7) Are you ‘in’ or 'out' regarding your religious beliefs? To what degree?
I would talk about my religion if asked, but no one asks. My experience is that the older people become, the less likely they are to discuss religion. I am an active Freemason and an Odd Fellow, and most of the people I spend time with are in those fraternities. A belief in God is required, but the term is undefined, and not considered a proper topic for discussion at lodge events.
8) Is there anything else you think we should know about you?
I consider all forms of divination as things that might be interesting to study, but not as things to be taken seriously. I do not believe that spirits can be called into a circle because I do not believe that spirits exist. I would interpret such things as meaningful contemplatively, psychologically, and socially.
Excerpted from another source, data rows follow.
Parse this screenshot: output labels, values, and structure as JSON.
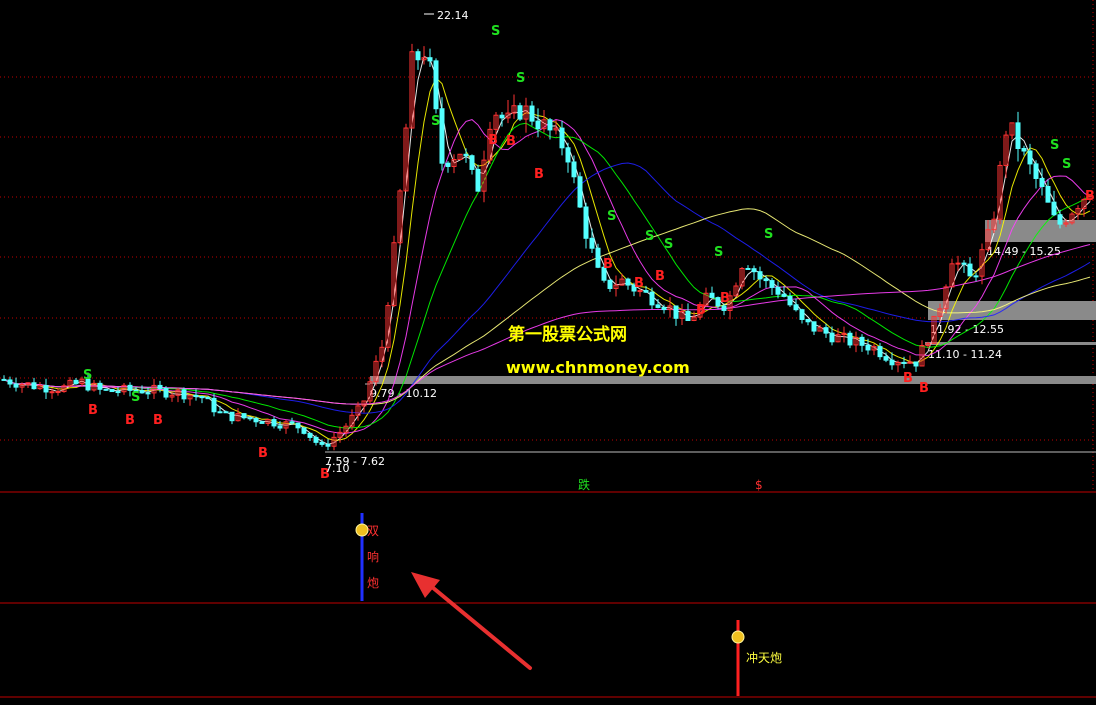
{
  "watermark": {
    "title": "第一股票公式网",
    "url": "www.chnmoney.com"
  },
  "chart_data": {
    "type": "candlestick",
    "peak_label": "22.14",
    "low_label": "7.10",
    "zones": [
      {
        "label": "7.59 - 7.62",
        "low": 7.59,
        "high": 7.62
      },
      {
        "label": "9.79 - 10.12",
        "low": 9.79,
        "high": 10.12
      },
      {
        "label": "11.10 - 11.24",
        "low": 11.1,
        "high": 11.24
      },
      {
        "label": "11.92 - 12.55",
        "low": 11.92,
        "high": 12.55
      },
      {
        "label": "14.49 - 15.25",
        "low": 14.49,
        "high": 15.25
      }
    ],
    "signals": {
      "buy_label": "B",
      "sell_label": "S"
    },
    "indicator_labels": {
      "drop": "跌",
      "dollar": "$",
      "sound_cannon": [
        "双",
        "响",
        "炮"
      ],
      "sky_cannon": "冲天炮"
    },
    "colors": {
      "background": "#000000",
      "up": "#ff3333",
      "down": "#54ffff",
      "buy": "#ff2020",
      "sell": "#20e020",
      "grid": "#c00000",
      "zone": "#8a8a8a",
      "arrow": "#e83030"
    },
    "ma_colors": [
      "#ffffff",
      "#ffff00",
      "#ff40ff",
      "#00ff00",
      "#2020ff",
      "#ffff80",
      "#ff40ff"
    ]
  }
}
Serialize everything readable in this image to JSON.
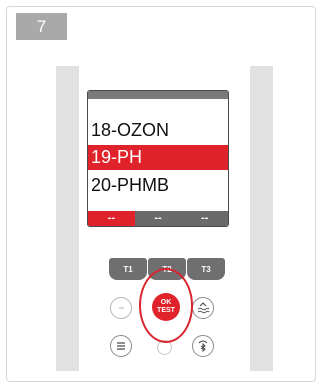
{
  "step": {
    "number": "7"
  },
  "screen": {
    "menu_items": [
      "18-OZON",
      "19-PH",
      "20-PHMB"
    ],
    "selected_index": 1,
    "softkeys": [
      "--",
      "--",
      "--"
    ],
    "active_softkey_index": 0
  },
  "buttons": {
    "t1": "T1",
    "t2": "T2",
    "t3": "T3",
    "ok_line1": "OK",
    "ok_line2": "TEST"
  },
  "colors": {
    "accent_red": "#e0222a",
    "badge_gray": "#a9a9a9",
    "button_gray": "#6f6f6f"
  },
  "icons": {
    "right_mid": "water-level-icon",
    "left_bottom": "menu-icon",
    "right_bottom": "bluetooth-icon"
  }
}
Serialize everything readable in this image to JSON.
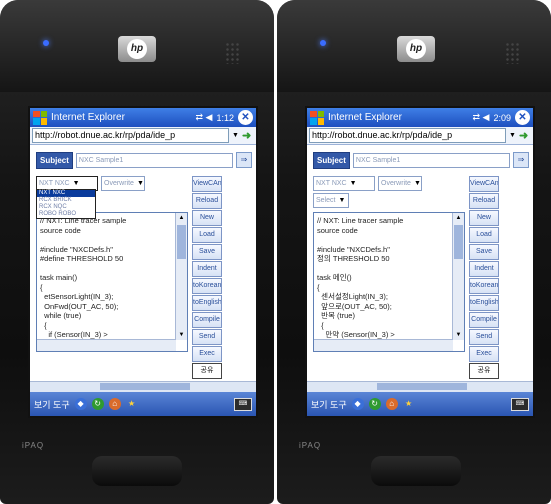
{
  "device": {
    "brand": "iPAQ",
    "logo": "hp"
  },
  "shared": {
    "app_title": "Internet Explorer",
    "url": "http://robot.dnue.ac.kr/rp/pda/ide_p",
    "subject_button": "Subject",
    "subject_value": "NXC Sample1",
    "second_select": "Overwrite",
    "side_buttons": [
      "ViewCAn",
      "Reload",
      "New",
      "Load",
      "Save",
      "Indent",
      "toKorean",
      "toEnglish",
      "Compile",
      "Send",
      "Exec"
    ],
    "menubar_text": "보기 도구"
  },
  "screens": [
    {
      "name": "left",
      "time": "1:12",
      "language_select": "NXT NXC",
      "dropdown_options": [
        "NXT NXC",
        "RCX BRICK",
        "RCX NQC",
        "ROBO ROBO"
      ],
      "selected_option": 0,
      "code_lines": [
        "// NXT: Line tracer sample",
        "source code",
        "",
        "#include \"NXCDefs.h\"",
        "#define THRESHOLD 50",
        "",
        "task main()",
        "{",
        "  etSensorLight(IN_3);",
        "  OnFwd(OUT_AC, 50);",
        "  while (true)",
        "  {",
        "    if (Sensor(IN_3) >"
      ],
      "bottom_button": "공유"
    },
    {
      "name": "right",
      "time": "2:09",
      "language_select": "NXT NXC",
      "extra_select": "Select",
      "code_lines": [
        "// NXT: Line tracer sample",
        "source code",
        "",
        "#include \"NXCDefs.h\"",
        "정의 THRESHOLD 50",
        "",
        "task 메인()",
        "{",
        "  센서설정Light(IN_3);",
        "  앞으로(OUT_AC, 50);",
        "  반복 (true)",
        "  {",
        "    만약 (Sensor(IN_3) >"
      ],
      "bottom_button": "공유"
    }
  ]
}
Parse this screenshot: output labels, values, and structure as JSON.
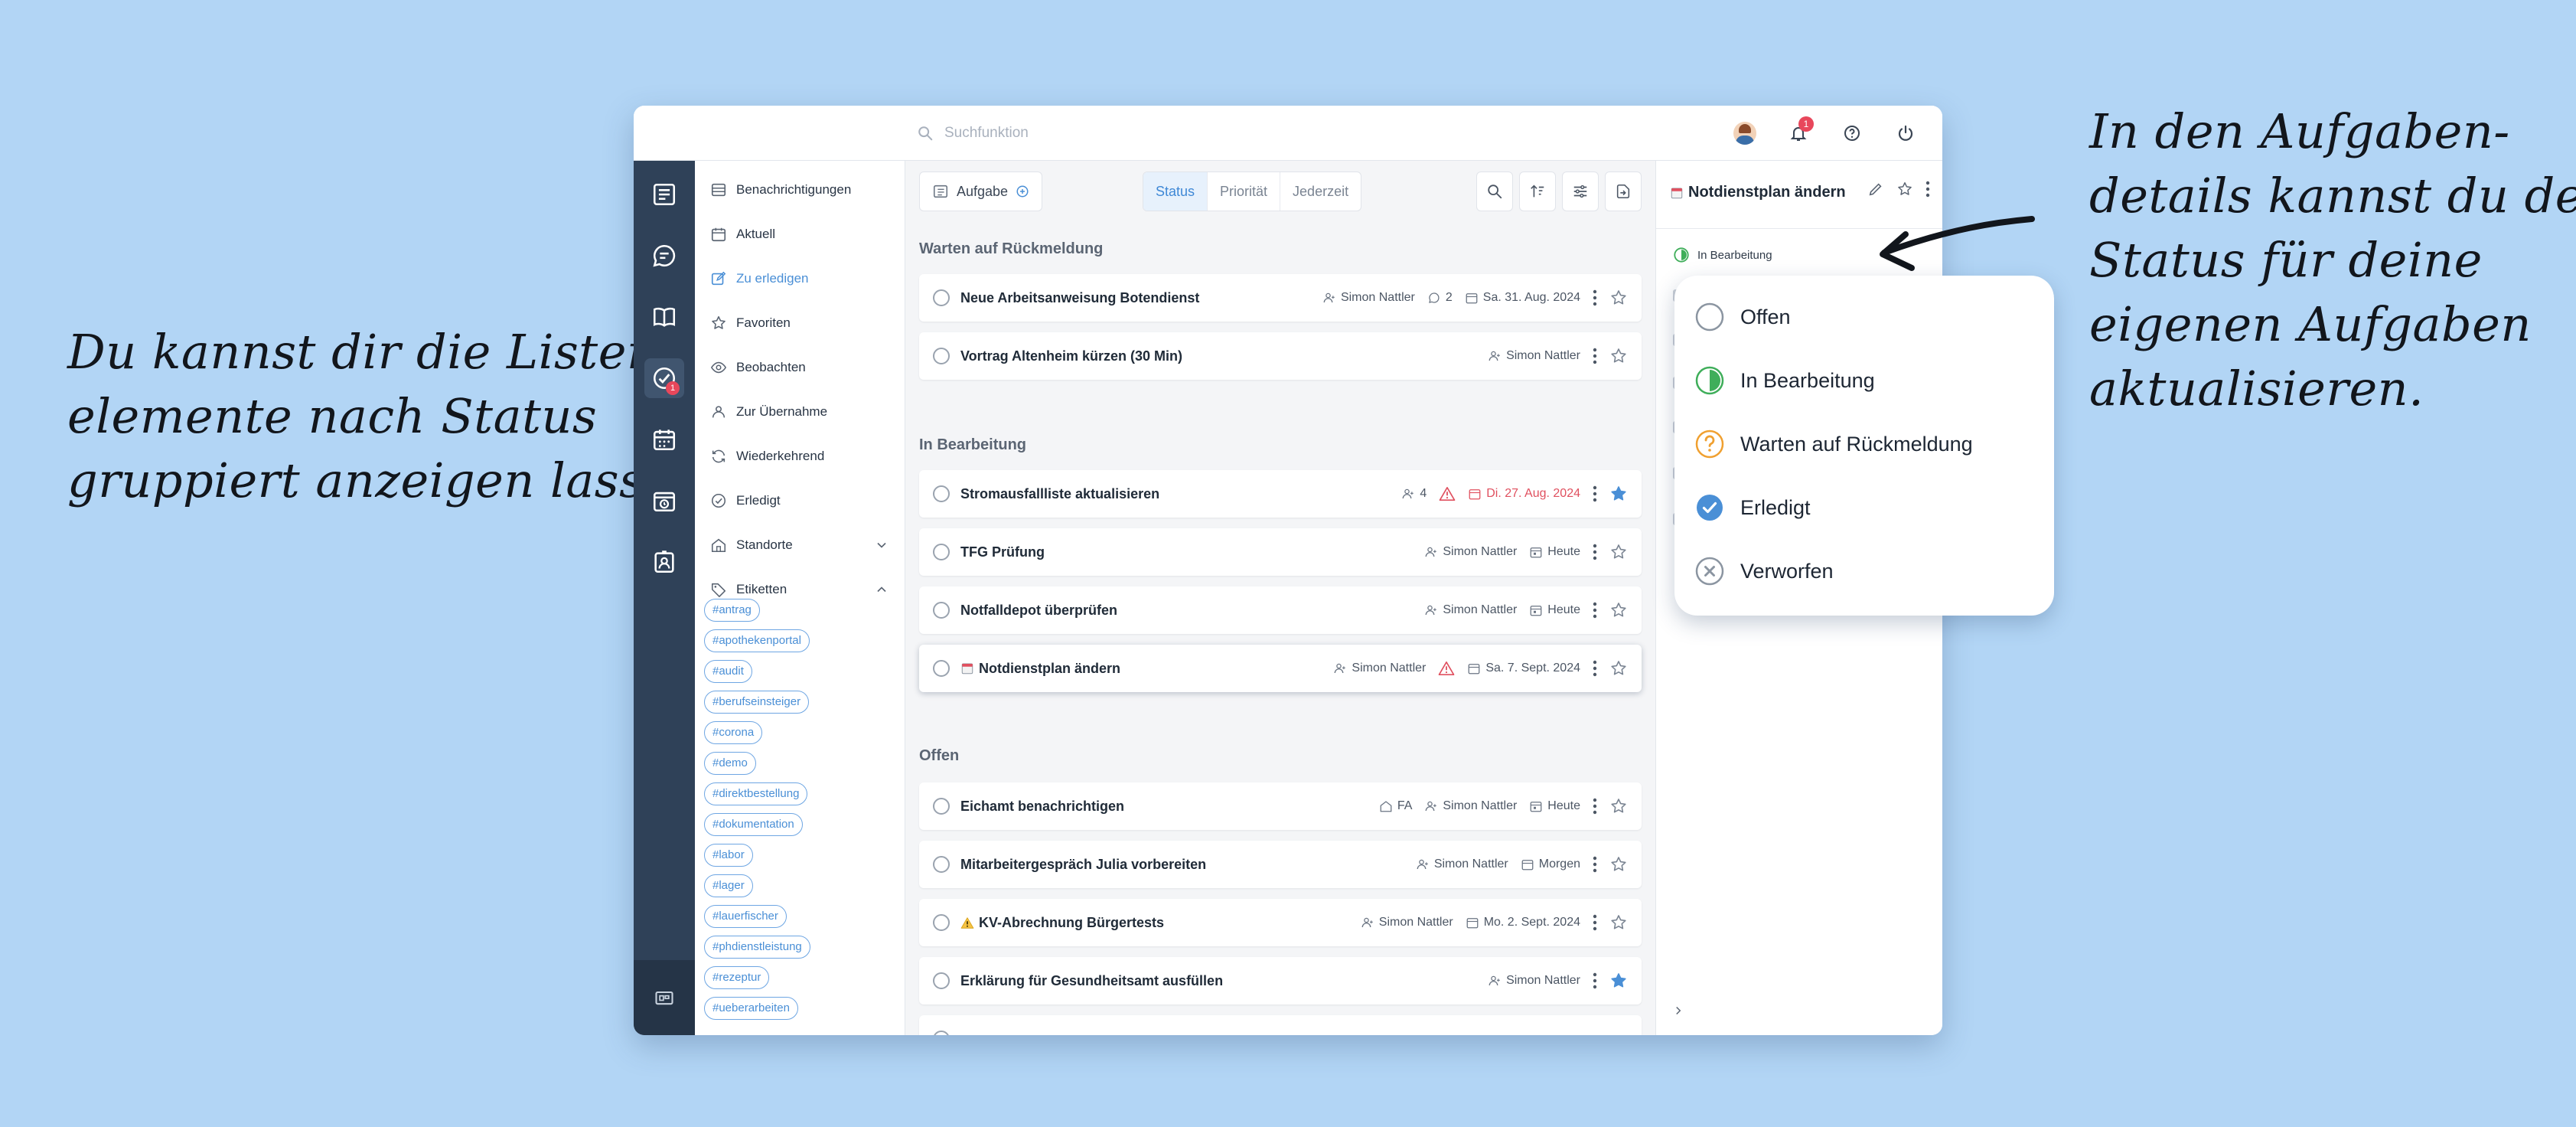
{
  "captions": {
    "left": [
      "Du kannst dir die Listen-",
      "elemente nach Status",
      "gruppiert anzeigen lassen."
    ],
    "right": [
      "In den Aufgaben-",
      "details kannst du den",
      "Status für deine",
      "eigenen Aufgaben",
      "aktualisieren."
    ]
  },
  "topbar": {
    "search_placeholder": "Suchfunktion",
    "notification_count": "1"
  },
  "rail": {
    "tasks_badge": "1"
  },
  "sidebar": {
    "items": [
      {
        "label": "Benachrichtigungen",
        "icon": "list-icon"
      },
      {
        "label": "Aktuell",
        "icon": "calendar-icon"
      },
      {
        "label": "Zu erledigen",
        "icon": "edit-icon"
      },
      {
        "label": "Favoriten",
        "icon": "star-icon"
      },
      {
        "label": "Beobachten",
        "icon": "eye-icon"
      },
      {
        "label": "Zur Übernahme",
        "icon": "take-over-icon"
      },
      {
        "label": "Wiederkehrend",
        "icon": "recurring-icon"
      },
      {
        "label": "Erledigt",
        "icon": "check-circle-icon"
      },
      {
        "label": "Standorte",
        "icon": "location-icon"
      },
      {
        "label": "Etiketten",
        "icon": "tag-icon"
      }
    ],
    "tags": [
      "#antrag",
      "#apothekenportal",
      "#audit",
      "#berufseinsteiger",
      "#corona",
      "#demo",
      "#direktbestellung",
      "#dokumentation",
      "#labor",
      "#lager",
      "#lauerfischer",
      "#phdienstleistung",
      "#rezeptur",
      "#ueberarbeiten"
    ]
  },
  "toolbar": {
    "new_task": "Aufgabe",
    "segments": [
      "Status",
      "Priorität",
      "Jederzeit"
    ]
  },
  "groups": [
    {
      "title": "Warten auf Rückmeldung"
    },
    {
      "title": "In Bearbeitung"
    },
    {
      "title": "Offen"
    }
  ],
  "tasks": [
    {
      "title": "Neue Arbeitsanweisung Botendienst",
      "user": "Simon Nattler",
      "comments": "2",
      "date": "Sa. 31. Aug. 2024"
    },
    {
      "title": "Vortrag Altenheim kürzen (30 Min)",
      "user": "Simon Nattler"
    },
    {
      "title": "Stromausfallliste aktualisieren",
      "users_count": "4",
      "date": "Di. 27. Aug. 2024"
    },
    {
      "title": "TFG Prüfung",
      "user": "Simon Nattler",
      "date": "Heute"
    },
    {
      "title": "Notfalldepot überprüfen",
      "user": "Simon Nattler",
      "date": "Heute"
    },
    {
      "title": "Notdienstplan ändern",
      "user": "Simon Nattler",
      "date": "Sa. 7. Sept. 2024"
    },
    {
      "title": "Eichamt benachrichtigen",
      "location": "FA",
      "user": "Simon Nattler",
      "date": "Heute"
    },
    {
      "title": "Mitarbeitergespräch Julia vorbereiten",
      "user": "Simon Nattler",
      "date": "Morgen"
    },
    {
      "title": "KV-Abrechnung Bürgertests",
      "user": "Simon Nattler",
      "date": "Mo. 2. Sept. 2024"
    },
    {
      "title": "Erklärung für Gesundheitsamt ausfüllen",
      "user": "Simon Nattler"
    }
  ],
  "detail": {
    "title": "Notdienstplan ändern",
    "status": "In Bearbeitung"
  },
  "status_menu": [
    "Offen",
    "In Bearbeitung",
    "Warten auf Rückmeldung",
    "Erledigt",
    "Verworfen"
  ],
  "colors": {
    "background": "#b2d5f5",
    "rail": "#2f4158",
    "accent": "#4a8fd6",
    "danger": "#e0505f",
    "progress": "#3fae5a",
    "waiting": "#f0a030"
  }
}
By way of comparison, I would offer that I feel very positively about the religious aspects of my lodge memberships, although I am aware that my actual beliefs differ greatly from those of my fellows.
My lodges give me permission to define my beliefs for myself, and this makes it possible for me to worship with a completeness that I could not feel within the context of a group in which well-defined beliefs were required. I can feel connected to both my lodge brothers and sisters and to WHATEVER IS without having to worry about whether my beliefs are so different that I don’t belong. If I can do as much within this class, I am likely to prosper.
My conclusion about god is simply that he does not exist, at least not as a conscious, purposeful, caring entity. Despite this, I believe in something that might be called a higher power. Call it energy, beauty, love, or whatever; I cannot completely let go of the notion that there is something greater than we of which we are a part. I mean by this that we are of it rather than it being of us. It is the ocean, and we are the droplets, and I take some little comfort in that.